我正在将C代码翻译成另一种语言。 我对指针感到困惑。假设我有此代码。 函数 foo 调用函数 bob,它们都是指针。
double
*foo(double *x, double *init, double *a){
double *y = (double*)malloc(5*sizeof(double));
double *z = (double*)malloc(5*sizeof(double));
double *sum, *update;
sum = (double*)bob(y, z) //<---Q1: why y and z don't need stars in front of them?
//I thought they are pointers?
for (i<0; i<5; i++){
z[i]=y[i] //Q2: howcome it's ok to assign y to z?
} //aren't they pointer?(i.e.hold memory address)
}
double
*bob(*arg1, *arg2){
something...
}
所以
1)为什么y和z前面不需要星星,y和z不就是地址吗?
2)为什么总和没有星号,我认为总和被声明为指针。
3) 为什么可以将 y 分配给 z?
我已经学会了这些,但是它们已经太久了,有人可以给我一个提示吗?
double
*foo(double *x, double *init, double *a){
// x is a pointer to a double, init is a pointer to a double, a is a pointer to a double
// foo is a function returning a pointer to a double
// and taking three pointers to doubles as arguments
double *y = (double*)malloc(5*sizeof(double));
// y is a pointer to a double. It is assigned a pointer returned by malloc.

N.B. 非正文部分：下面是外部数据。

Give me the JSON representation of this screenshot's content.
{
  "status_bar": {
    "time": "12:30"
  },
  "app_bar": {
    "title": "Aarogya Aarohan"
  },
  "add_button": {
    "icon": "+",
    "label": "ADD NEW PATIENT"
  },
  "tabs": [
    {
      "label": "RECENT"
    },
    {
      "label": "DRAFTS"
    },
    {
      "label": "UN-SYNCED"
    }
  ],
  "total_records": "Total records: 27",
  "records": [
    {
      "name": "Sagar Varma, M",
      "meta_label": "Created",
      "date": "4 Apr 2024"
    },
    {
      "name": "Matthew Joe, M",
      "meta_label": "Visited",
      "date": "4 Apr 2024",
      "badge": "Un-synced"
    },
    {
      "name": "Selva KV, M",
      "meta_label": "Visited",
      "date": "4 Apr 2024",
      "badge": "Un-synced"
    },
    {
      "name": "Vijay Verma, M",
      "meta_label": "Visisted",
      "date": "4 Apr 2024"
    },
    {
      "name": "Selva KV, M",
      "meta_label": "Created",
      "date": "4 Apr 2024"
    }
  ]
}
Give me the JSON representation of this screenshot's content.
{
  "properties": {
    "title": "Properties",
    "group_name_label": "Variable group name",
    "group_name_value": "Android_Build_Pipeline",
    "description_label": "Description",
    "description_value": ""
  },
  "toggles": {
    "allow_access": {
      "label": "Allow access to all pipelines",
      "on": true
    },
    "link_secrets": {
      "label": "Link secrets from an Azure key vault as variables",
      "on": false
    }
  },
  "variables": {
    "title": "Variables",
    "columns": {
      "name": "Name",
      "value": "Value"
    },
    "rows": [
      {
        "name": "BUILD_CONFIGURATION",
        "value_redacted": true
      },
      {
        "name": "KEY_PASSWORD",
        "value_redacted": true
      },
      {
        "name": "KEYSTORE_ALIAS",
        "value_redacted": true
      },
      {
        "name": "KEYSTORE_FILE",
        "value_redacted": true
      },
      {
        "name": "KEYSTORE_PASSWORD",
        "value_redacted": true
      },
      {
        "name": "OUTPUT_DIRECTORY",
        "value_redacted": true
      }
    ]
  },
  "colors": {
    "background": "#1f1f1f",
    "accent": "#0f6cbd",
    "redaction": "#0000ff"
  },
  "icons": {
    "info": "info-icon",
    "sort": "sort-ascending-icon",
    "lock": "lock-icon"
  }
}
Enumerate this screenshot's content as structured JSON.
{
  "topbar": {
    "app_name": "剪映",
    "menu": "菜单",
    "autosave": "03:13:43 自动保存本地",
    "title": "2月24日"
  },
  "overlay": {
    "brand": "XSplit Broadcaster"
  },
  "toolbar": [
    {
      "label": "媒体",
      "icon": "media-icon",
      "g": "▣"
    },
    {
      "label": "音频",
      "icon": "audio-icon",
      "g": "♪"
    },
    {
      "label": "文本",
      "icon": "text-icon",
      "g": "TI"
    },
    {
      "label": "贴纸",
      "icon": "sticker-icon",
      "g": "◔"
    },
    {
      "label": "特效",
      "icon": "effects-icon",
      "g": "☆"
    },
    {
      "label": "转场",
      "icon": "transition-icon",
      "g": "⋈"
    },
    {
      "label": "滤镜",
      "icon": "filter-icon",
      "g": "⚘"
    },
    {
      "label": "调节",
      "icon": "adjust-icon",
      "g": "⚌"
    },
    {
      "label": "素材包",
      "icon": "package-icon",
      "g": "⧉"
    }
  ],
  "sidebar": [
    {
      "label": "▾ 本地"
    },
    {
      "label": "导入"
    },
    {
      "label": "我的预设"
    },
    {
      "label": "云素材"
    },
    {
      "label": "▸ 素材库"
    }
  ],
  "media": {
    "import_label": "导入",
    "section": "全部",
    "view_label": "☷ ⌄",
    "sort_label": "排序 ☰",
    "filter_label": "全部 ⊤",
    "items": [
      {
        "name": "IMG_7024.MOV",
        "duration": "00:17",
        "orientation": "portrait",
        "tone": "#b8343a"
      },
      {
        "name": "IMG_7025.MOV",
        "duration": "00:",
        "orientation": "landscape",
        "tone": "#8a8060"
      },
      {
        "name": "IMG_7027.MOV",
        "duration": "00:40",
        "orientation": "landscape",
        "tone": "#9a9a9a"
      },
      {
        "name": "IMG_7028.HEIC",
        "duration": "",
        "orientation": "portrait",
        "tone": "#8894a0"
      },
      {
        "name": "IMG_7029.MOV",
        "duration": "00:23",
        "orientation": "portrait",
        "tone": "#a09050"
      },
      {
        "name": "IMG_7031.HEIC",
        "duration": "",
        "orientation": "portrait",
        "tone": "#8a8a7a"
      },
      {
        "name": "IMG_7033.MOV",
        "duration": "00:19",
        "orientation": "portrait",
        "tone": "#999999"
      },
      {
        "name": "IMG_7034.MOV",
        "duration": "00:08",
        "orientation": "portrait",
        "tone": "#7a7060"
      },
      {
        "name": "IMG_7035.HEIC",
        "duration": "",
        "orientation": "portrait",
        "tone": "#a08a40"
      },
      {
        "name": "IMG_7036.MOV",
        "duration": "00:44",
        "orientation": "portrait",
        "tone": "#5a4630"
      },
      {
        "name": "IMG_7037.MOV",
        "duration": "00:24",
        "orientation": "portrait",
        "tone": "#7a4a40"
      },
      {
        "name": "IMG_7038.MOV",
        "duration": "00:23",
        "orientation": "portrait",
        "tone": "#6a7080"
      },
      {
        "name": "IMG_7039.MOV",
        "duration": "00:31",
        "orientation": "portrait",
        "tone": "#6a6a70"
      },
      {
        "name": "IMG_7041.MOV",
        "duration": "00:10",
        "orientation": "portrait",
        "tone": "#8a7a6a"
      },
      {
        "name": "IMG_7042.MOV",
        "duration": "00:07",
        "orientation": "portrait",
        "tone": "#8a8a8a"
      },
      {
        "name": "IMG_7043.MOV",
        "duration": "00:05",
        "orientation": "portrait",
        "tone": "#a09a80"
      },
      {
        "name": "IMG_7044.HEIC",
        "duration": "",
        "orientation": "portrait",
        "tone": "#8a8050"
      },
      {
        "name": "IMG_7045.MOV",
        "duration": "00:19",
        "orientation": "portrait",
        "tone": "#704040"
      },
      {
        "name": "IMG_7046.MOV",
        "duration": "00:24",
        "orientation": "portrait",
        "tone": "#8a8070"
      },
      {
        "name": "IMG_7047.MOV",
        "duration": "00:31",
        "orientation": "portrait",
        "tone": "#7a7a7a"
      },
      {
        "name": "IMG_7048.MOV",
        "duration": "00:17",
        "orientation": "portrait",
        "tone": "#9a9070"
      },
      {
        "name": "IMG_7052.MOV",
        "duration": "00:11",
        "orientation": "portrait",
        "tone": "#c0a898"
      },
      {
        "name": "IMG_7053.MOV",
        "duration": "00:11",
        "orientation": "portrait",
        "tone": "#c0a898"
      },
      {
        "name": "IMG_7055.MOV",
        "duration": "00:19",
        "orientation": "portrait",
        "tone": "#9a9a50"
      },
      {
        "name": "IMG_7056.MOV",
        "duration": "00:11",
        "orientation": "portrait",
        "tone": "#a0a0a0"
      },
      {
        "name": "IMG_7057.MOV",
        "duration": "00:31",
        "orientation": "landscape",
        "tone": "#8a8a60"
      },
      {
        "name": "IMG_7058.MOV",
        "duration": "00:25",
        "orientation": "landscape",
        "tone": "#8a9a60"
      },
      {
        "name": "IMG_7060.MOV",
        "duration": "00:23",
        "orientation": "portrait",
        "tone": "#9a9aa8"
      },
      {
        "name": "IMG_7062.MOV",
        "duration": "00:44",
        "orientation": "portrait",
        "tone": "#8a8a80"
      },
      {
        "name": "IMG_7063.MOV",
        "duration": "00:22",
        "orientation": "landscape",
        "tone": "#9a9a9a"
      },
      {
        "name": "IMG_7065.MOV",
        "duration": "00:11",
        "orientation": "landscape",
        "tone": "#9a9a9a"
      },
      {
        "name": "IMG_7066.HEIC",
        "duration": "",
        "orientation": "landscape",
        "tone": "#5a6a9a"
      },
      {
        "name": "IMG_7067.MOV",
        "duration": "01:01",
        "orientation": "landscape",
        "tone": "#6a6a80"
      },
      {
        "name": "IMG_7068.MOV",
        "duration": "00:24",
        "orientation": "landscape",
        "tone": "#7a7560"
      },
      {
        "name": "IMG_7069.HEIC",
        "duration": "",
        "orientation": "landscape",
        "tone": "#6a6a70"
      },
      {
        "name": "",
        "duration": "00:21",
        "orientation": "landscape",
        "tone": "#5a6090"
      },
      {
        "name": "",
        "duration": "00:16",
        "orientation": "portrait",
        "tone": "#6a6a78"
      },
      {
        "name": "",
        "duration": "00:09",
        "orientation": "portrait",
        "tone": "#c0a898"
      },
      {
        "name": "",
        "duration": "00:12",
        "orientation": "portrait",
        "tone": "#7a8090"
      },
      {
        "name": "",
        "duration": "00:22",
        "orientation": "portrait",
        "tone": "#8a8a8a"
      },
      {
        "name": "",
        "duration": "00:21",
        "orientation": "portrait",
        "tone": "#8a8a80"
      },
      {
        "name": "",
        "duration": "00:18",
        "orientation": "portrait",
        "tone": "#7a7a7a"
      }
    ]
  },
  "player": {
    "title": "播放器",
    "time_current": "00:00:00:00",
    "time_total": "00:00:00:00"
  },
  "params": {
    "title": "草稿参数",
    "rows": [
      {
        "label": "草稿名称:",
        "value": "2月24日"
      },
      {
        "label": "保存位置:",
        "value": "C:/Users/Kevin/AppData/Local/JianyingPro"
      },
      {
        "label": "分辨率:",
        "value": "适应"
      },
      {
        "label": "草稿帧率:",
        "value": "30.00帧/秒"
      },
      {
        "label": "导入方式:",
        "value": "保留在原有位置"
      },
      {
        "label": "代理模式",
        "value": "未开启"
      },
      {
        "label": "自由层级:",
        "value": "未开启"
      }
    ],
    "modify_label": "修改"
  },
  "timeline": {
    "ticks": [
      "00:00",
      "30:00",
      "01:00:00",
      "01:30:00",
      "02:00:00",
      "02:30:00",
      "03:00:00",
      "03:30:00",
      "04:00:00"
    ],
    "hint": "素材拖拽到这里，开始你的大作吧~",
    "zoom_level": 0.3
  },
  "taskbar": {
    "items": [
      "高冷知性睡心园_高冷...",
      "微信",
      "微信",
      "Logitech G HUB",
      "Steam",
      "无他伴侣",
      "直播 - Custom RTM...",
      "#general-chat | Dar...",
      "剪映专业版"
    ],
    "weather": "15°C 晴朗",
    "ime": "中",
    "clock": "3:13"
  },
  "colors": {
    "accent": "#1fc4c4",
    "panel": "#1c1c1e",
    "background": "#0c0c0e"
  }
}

// That pointer returned by malloc points to memory space for 5 doubles.
double *z = (double*)malloc(5*sizeof(double));
// z is a pointer to a double. It is assigned a pointer returned by malloc.
// That pointer returned by malloc points to memory space for 5 doubles.
double *sum, *update;
// sum and update are pointers to doubles
sum = (double*)bob(y, z) //<---Q1: why y and z don't need stars in front of them?
//I thought they are pointers?
// sum (whose type is pointer to double)
// is assigned a pointer to double returned by bob
for (i<0; i<5; i++){
y[i] = z[i] //and are z and y pointers?!?!
// y[i] === *(y+i)
// (y + i) points to the i-th element in the space previously allocated by malloc
// *(y + i) dereferences that pointer
// equivalently, y[i] accesses the i-th element from an array
}
if(sum<0)
z=y //Q2: howcome it's ok to assign y to z?
//aren't they pointer?(i.e.hold memory address)
// after the assignment, z contains the same address as y (points to the same memory)
}
double
*bob(*arg1, *arg2){
something...
}
- 值 y 和 z 不需要星号,因为添加星号会取消引用它们,并且您希望传递指针而不是值。
- 同样,您需要指针而不是值。尽管从代码来看,您确实想要该值,因此那里可能应该有一个星星。
- 您可以将指针分配给另一个指针,这意味着更改指针指向的地址。所以当
y=z时,y现在指向z点的位置。
- 它们
- 不需要星号,因为您不会取消引用它们,而是作为指针传递。
- 您可以比较指针,但这可能不是您想要的。
- 分配指针是可以的,但请注意,它与复制值不同。
Q1 的 Ans:您正在传递y和z到另一个将指针作为参数的函数,为什么要传递指针的值?
答2:它们是指针,您正在将一个分配给另一个
基本指针概念:
double a = 42.0; // a is a double
double b; // b is a double
double *x; // x is a pointer to double
x = &a; // x is the pointer, we store the address of a in pointer x
b = *x; // *x is the pointee (a double), we store the value pointed by x in b
// now b value is 42.0
关于 2) 以及为什么 z[i] = y[i] 是可以接受的,我认为最好将您指向此页面,该页面详细描述了数组和指针,尤其是 2.1 到 2.8。 该特定表达式中发生的事情(不一定按顺序)是从位置 y 开始,获取指针,将 i 添加到指针,然后获取指向该位置的值。 从 z 开始,获取指针,将 i 添加到指针,并将值 (y[i]) 分配给该位置。